Une des clés pour sécuriser davantage la prescription d’opioïdes est de ne pas en banaliser le recours. Quelle que soit la puissance de l’opioïde qu’il soit dit faible ou fort, la précaution s’impose : les risques de développer un trouble de l’usage ou de surdose sont communs à tous. Ce qui compte pour apprécier le risque, c’est la durée de prescription et la quantité prescrite. A retenir donc : qu’importe le type de médicament opioïde, une quantité prescrite trop importante peut s’avérer rapidement problématique.

 

Un usage des opioïdes défini pour chaque situation

La HAS a élaboré des recommandations détaillées pour chaque situation où des opioïdes peuvent être prescrits : traitement de la douleur chronique non cancéreuse, de la douleur aiguë, de celle liée au cancer ou encore chez la femme enceinte et allaitante. L’objectif est de faire le point sur toutes les bonnes pratiques en matière d’indications, d’instauration du traitement, de suivi et d’arrêt, de modalités d’utilisation, de durée de la prescription, d’effets indésirables et surdosages ainsi que d’informations délivrées aux patients.

La HAS définit par exemple la conduite à tenir dans le traitement de la douleur chronique non cancéreuse et précise que, dans ce cas, les antalgiques opioïdes ne doivent être envisagés qu’en dernier recours. Ces médicaments ne peuvent pas être prescrits pour des douleurs pelviennes chroniques ou musculosquelettiques. De même, il n’est pas recommandé de les utiliser dans le traitement de migraines.

Quand la prescription d’opioïdes est nécessaire, il est recommandé d’instaurer le traitement de façon progressive, avec des réévaluations régulières en début de traitement afin d’ajuster la posologie et de surveiller l’apparition d’effets indésirables. Au-delà de 6 mois de traitement continu, la HAS recommande de diminuer progressivement le traitement voire de l’arrêter complètement, afin de vérifier si le traitement est toujours justifié ou si une dose inférieure suffit.

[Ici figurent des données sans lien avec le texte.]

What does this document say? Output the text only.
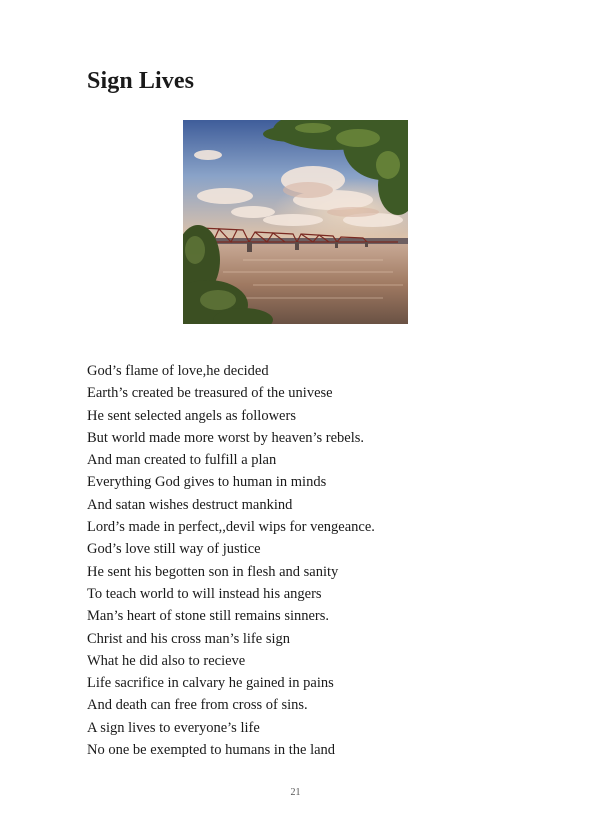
Sign Lives
God’s flame of love,he decided
Earth’s created be treasured of the univese
He sent selected angels as followers
But world made more worst by heaven’s rebels.
And man created to fulfill a plan
Everything God gives to human in minds
And satan wishes destruct mankind
Lord’s made in perfect,,devil wips for vengeance.
God’s love still way of justice
He sent his begotten son in flesh and sanity
To teach world to will instead his angers
Man’s heart of stone still remains sinners.
Christ and his cross man’s life sign
What he did also to recieve
Life sacrifice in calvary he gained in pains
And death can free from cross of sins.
A sign lives to everyone’s life
No one be exempted to humans in the land
21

Naloxone : à administrer le plus vite possible en cas de surdosage

La naloxone est un antidote spécifique des opioïdes indiqué pour prendre en charge un surdosage, lequel comporte un risque vital. La HAS a actualisé les recommandations pour son utilisation en ville. En premier lieu, elle souligne que sa prescription – et sa dispensation sous une forme prête à l’emploi – doit être envisagée et évaluée au moment de la prescription d’un opioïde, notamment si la personne concernée est dite “vulnérable” (événement de vie, sortie d’hospitalisation, d'incarcération, etc.). Cela doit permettre à la personne ou à un tiers présent d’intervenir et de traiter, en urgence, un surdosage aux opioïdes.

La HAS précise ensuite qu’en cas de suspicion de surdosage (avec notamment un état d’inconscience et une dépression respiratoire de la personne concernée), la personne qui administre la naloxone doit appeler systématiquement et rapidement le SAMU.

Il est recommandé également :

  • de pratiquer les gestes d’urgence : bilan de la conscience, bilan de la respiration, mise en position latérale de sécurité si reprise de la respiration ou massage cardiaque en l’absence de respiration ;
  • de surveiller la victime dans l’attente de l’arrivée des secours.

Compte tenu de l’efficacité de courte durée de la naloxone du fait de sa demi-vie, la HAS souligne enfin qu’une deuxième dose doit être administrée 2 à 3 minutes plus tard en l’absence d’amélioration, ou pour prolonger l’effet antidote si les secours ne sont pas arrivés. De plus, une autre cause de dépression respiratoire ou l’association des opioïdes avec d’autres substances dont la naloxone n’est pas l’antidote ne peuvent être exclues.